The National Oceanic and Atmospheric Administration (NOAA) announced that eight University of Miami students were selected as 2014 NOAA/Ernest F. Hollings Scholars. UM recipients are among 106 Hollings Scholars selected from colleges and universities across the country.
UM’s 2014 Hollings Scholars are:
Michael Connelly — Biology and Marine Science
Danielle Cox — Geology And Environmental Studies
Nicholas Hahlbeck — Marine Science/Biology
Julia Paine — Marine Sciences
Jonathan Peake — Marine Science & Biology
Amelia Roskar — Marine Science/Biology
Justin Suca — Marine Science/Biology
Drew Taplin — Geography
The Hollings Scholarship Program provides successful undergraduate applicants with awards that include academic assistance (up to a maximum of $8,000 per year) for full-time study during the 9-month academic year; a 10-week, full-time internship position ($650/week) during the summer at a NOAA facility; and, if reappointed, academic assistance (up to a maximum of $8,000) for full-time study during a second 9-month academic year.

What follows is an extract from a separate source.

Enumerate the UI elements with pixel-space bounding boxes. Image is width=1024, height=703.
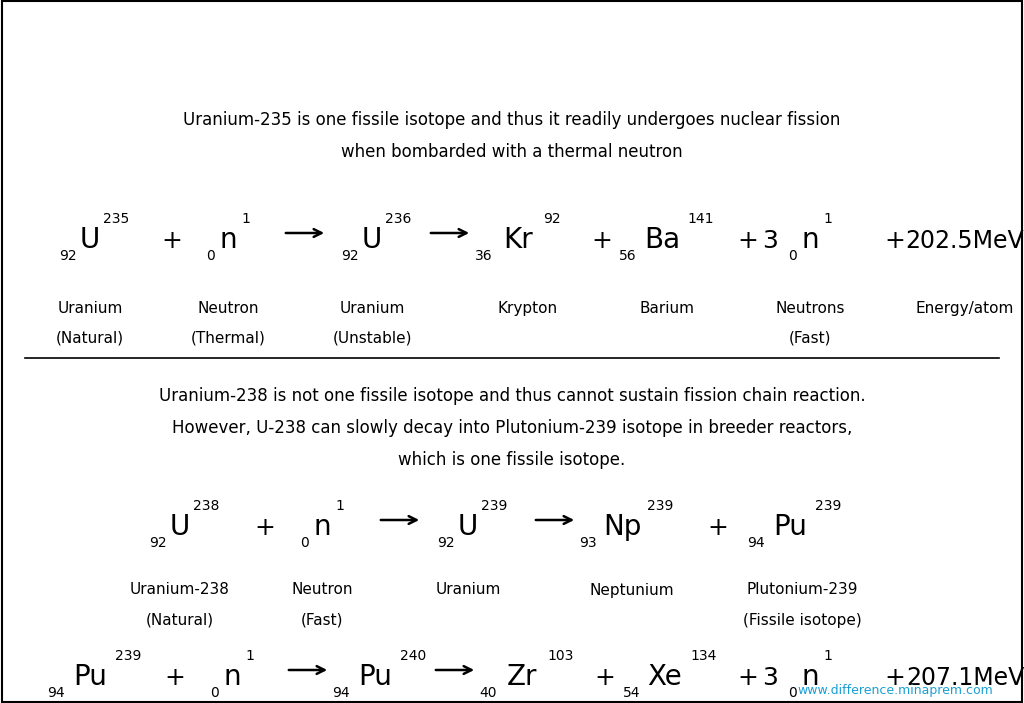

The internship between the first and second years of the award provides the Scholars with “hands-on”/ practical educational training experience in NOAA-related science, research, technology, policy, management, and education activities. Awards also include travel funds to attend a mandatory NOAA Scholarship Program orientation, conferences where students present a paper or poster, and a housing subsidy for scholars who do not reside at home during the summer internship.
The Hollings undergraduate scholarships, awarded in honor of Senator Ernest F. Hollings (South Carolina-D) who championed the creation of NOAA and was among the most vocal of ocean advocates during his 36 years in Congress, are awarded annually to accredited college or university students interested in oceanic and atmospheric science, research, technology and education. The purpose of the Hollings Scholarship Program is to increase public understanding and recruit and prepare students for public service careers or careers as teachers and educators in oceanic and atmospheric science.